At its GTC event back in March, NVIDIA introduced a set of new technologies such as their Grace CPU, Hopper GPU, and NVLINK-C2C interconnect architecture.
Now NVIDIA is giving us more in-depth information and technical detail about these releases. At this week’s Hot Chips 34 conference, a number of NVIDIA speakers took the stage, each providing the industry with more insight into what makes each of these releases so special.
In this article, we’ll be looking at some of the exciting details released for each of NVIDIA’s new flagship technologies.
Grace CPU and Cache Coherency
One of the most exciting releases that came from NVIDIA this year was their Grace CPU “Super chip.” In this week’s presentation, NVIDIA Jonathon Evans, Distinguished Engineer at NVIDIA, took the stage to reveal more detail about the super chip.
NVIDIA’s Scalable Coherency Fabric (SCF). Image used courtesy of NVIDIA
Grace was designed for data center computing, and specifically AI processing, while optimizing power consumption and performance on the device and system level. As discussed in the presentation, Within this pursuit, one of the most important aspects of Grace was the use of NVIDIA’s Scalable Coherency Fabric (SCF).
The SCF is a mesh interconnect architecture that connects NVIDIA fabric and distributed cache design. Specifically, the SCF is meant to connect different internal subsystems within the Grace CPU, including memory, CPU cores, and I/O. To achieve this, NVIDIA tells us that SCF can achieve a bi-section bandwidth of 2,335.6 GB/s, supporting up to 117 MB of L3 cache, and scalable up to 72+ cores.
Beyond this, SCF offers a number of useful functions such as featuring the Arm standard for partitioning system resources.

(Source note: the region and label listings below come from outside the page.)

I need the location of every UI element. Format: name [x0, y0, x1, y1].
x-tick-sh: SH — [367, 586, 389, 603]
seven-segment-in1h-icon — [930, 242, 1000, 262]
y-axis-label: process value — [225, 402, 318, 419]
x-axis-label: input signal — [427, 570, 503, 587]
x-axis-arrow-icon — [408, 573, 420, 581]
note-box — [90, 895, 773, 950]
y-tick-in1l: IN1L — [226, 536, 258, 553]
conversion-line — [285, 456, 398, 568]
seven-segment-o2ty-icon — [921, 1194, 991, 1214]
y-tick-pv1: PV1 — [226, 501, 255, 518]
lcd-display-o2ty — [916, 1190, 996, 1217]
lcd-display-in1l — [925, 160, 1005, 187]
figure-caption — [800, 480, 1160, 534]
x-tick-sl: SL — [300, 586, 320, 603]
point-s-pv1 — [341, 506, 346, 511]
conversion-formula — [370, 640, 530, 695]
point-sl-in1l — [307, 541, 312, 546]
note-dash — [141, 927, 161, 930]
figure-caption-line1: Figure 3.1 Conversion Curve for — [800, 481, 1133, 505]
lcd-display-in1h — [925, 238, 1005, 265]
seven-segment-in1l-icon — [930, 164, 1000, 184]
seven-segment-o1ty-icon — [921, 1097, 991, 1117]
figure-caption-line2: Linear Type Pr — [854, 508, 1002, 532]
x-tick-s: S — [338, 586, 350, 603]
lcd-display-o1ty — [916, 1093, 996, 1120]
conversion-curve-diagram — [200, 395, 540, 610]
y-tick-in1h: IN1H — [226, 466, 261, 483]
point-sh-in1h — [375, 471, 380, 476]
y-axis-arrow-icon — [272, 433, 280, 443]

With this standard, Grace can assign partition IDs to each entity requesting memory, and SCF cache resources can be partitioned between the different IDs. Specifically, SCF can partition cache capacity and memory bandwidth, while performance monitor groups monitor resource usage.
Hopper GPU: Streaming Multiprocessor
Moving beyond Grace, NVIDIA’s Jack Choquette, CPU and System Architect, gave a presentation that shed light on some technical details of the Hopper GPU.
One of the key points of Choquette’s talk was about Hopper’s new streaming multiprocessor (SM) architecture. In Hopper, NVIDIA is introducing a new component that it calls the “SM to SM Network”, which is a high-bandwidth communications fabric that connects resources within Hopper's graphics processing cluster.
The idea is to allow for streaming multiprocessors to communicate directly without requiring access to memory. This significantly decreases latency for the processing cluster, resulting in 2x faster FP32 and FP64 FMA, and also supports up to a 256 KB L1 cache.
Hopper’s SM-to-SM Network. Image used courtesy of NVIDIA
Beyond this, the talk covered a number of interesting and important concepts that guided the design of Hopper.
A large theme of the conversation centered around how NVIDIA aimed to exploit spatial and temporal locality, where gridded architectures and threaded blocks help NVIDIA’s CUDA to achieve decreased latency and greater parallel performance.
Other concepts include NVIDIA’s use of Hopper as an asynchronous GPU, allowing for improved performance by allowing threads to execute at different rates from one another. This offers large benefits in performance as idle time is minimized so that each unit is fully utilized and parallel computation can be optimized.
NVLink for Chip-to-Chip Integration
Finally, a key building block of the Hopper architecture was the introduction of the NVLink-C2C interconnect technology. In a talk by NVIDIA system architects Alexander Ishii and Ryan Wells, NVLink’s importance was further discussed.
NVIDIA’s idea for designers is to develop computing platforms that will leverage hundreds of Hopper GPUs in one cluster, and to achieve this will require a high-speed device-to-device interconnect. For Hopper, that interconnect is NVLink-C2C, and, according to the talk, the main benefits are a faster rate than PCIe (100 Gbps-per-lane vs 23 Gbps-per-lane), as well as lower overheads than a traditional network.
NVLink-Port Interfaces are a crucial aspect of the Hopper architecture. Image used courtesy of NVIDIA
For example, NVIDIA’s turnkey AI HPC data center solution is a large computing cluster called SuperPOD. In the SuperPOD architecture, one can find 32 DGX H100 servers and 18 NVLink Switches which provide 56.7 TB/s NVLink Network bisection bandwidth and can provide up to 1 ExaFLOP of AI performance. According to NVIDIA, this performance is only made possible thanks to the NVLink interconnect technology.